Der ÖPNV, so Pflüger und Kirchner, sei gerade für ältere Menschen von Bedeutung. Mobilität sei wichtig, damit zum einen Sozialkontakte nicht verloren gingen. Zum anderen könnten sich viele Rentner ebenso wie Alleinerziehende die teuren Wohnungen in der Stadt nicht leisten. Der Landkreis, sagte Kirchner, müsse daher aktive Wohnungspolitik betreiben.
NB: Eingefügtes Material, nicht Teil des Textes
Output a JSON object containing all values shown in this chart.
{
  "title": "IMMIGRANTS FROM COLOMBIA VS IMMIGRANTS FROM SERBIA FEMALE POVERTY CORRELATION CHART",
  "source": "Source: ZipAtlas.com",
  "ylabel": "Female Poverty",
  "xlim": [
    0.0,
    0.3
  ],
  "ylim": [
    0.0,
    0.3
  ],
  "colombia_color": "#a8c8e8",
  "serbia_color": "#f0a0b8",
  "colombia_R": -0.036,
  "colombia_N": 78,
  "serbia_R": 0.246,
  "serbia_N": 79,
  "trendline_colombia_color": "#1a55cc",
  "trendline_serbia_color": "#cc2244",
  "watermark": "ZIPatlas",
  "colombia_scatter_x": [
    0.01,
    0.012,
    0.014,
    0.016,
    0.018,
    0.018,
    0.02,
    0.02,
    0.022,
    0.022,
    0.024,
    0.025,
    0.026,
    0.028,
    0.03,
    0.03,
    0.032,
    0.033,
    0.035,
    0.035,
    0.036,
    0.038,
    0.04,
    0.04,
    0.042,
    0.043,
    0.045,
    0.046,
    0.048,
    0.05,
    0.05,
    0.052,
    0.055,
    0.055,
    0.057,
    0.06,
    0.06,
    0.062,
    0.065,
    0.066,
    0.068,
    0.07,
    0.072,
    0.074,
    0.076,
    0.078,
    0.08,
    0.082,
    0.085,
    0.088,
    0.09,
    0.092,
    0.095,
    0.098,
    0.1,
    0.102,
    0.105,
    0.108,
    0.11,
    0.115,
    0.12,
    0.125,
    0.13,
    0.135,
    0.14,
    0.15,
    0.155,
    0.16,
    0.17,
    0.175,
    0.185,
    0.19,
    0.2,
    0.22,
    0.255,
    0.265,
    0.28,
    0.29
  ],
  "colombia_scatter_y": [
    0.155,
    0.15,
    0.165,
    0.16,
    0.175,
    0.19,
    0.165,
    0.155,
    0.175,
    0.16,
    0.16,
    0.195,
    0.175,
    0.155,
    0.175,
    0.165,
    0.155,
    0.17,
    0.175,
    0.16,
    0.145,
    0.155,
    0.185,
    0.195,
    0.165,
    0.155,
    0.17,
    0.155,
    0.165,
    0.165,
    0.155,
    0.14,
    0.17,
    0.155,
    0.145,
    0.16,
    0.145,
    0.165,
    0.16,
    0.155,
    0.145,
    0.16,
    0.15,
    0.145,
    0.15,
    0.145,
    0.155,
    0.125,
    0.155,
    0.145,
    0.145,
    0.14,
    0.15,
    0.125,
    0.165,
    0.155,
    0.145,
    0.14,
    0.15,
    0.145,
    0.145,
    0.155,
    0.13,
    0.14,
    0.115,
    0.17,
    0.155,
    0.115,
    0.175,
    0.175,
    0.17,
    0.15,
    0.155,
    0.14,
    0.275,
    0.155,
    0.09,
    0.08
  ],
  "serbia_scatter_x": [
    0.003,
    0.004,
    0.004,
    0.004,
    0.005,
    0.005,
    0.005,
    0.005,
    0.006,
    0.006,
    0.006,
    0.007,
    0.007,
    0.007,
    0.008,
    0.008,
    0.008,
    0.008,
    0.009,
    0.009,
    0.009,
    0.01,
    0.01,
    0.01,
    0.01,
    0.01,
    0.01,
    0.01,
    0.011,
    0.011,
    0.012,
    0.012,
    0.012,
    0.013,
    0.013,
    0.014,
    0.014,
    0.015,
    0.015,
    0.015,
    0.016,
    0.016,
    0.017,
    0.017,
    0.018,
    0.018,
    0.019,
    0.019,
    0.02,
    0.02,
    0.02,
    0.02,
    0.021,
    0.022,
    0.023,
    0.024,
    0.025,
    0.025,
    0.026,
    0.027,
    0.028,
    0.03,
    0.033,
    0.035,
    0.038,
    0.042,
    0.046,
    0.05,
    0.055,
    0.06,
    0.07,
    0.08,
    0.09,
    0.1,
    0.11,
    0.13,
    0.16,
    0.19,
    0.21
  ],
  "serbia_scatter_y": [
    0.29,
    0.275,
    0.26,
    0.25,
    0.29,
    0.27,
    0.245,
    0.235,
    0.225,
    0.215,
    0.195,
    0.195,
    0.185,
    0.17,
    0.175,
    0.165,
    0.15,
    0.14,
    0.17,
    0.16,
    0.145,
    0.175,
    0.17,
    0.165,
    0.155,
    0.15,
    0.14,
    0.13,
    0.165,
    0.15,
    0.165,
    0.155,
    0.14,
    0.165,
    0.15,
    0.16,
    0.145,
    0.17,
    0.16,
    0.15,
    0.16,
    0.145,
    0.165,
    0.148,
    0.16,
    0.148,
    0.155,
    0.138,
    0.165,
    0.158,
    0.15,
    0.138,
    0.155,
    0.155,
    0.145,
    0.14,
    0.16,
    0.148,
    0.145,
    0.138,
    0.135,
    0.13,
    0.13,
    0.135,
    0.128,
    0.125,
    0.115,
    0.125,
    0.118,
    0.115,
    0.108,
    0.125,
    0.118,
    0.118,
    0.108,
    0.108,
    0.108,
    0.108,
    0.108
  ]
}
So brauche es eine Statistik für das Leerstandmanagement, aber auch die Wiederaufnahme des sozialen Wohnungsbaus.

Landwirtschaft und Umwelt sind weitere Themen im umfangreichen Programm der Linken. Kleinere bäuerliche Betriebe sowie Öko-Landbau sollen gefördert werden. Hier sieht Pflüger etwa den Aufbau einer eigenen Infrastruktur vor, indem Lagerhallen und Trocknungsflächen vorgehalten werden, um regionalere Kreisläufe zu schaffen. Das alles gehöre zur Daseinsvorsorge "in einem der schönsten und wohlhabendsten Landkreise in Deutschland".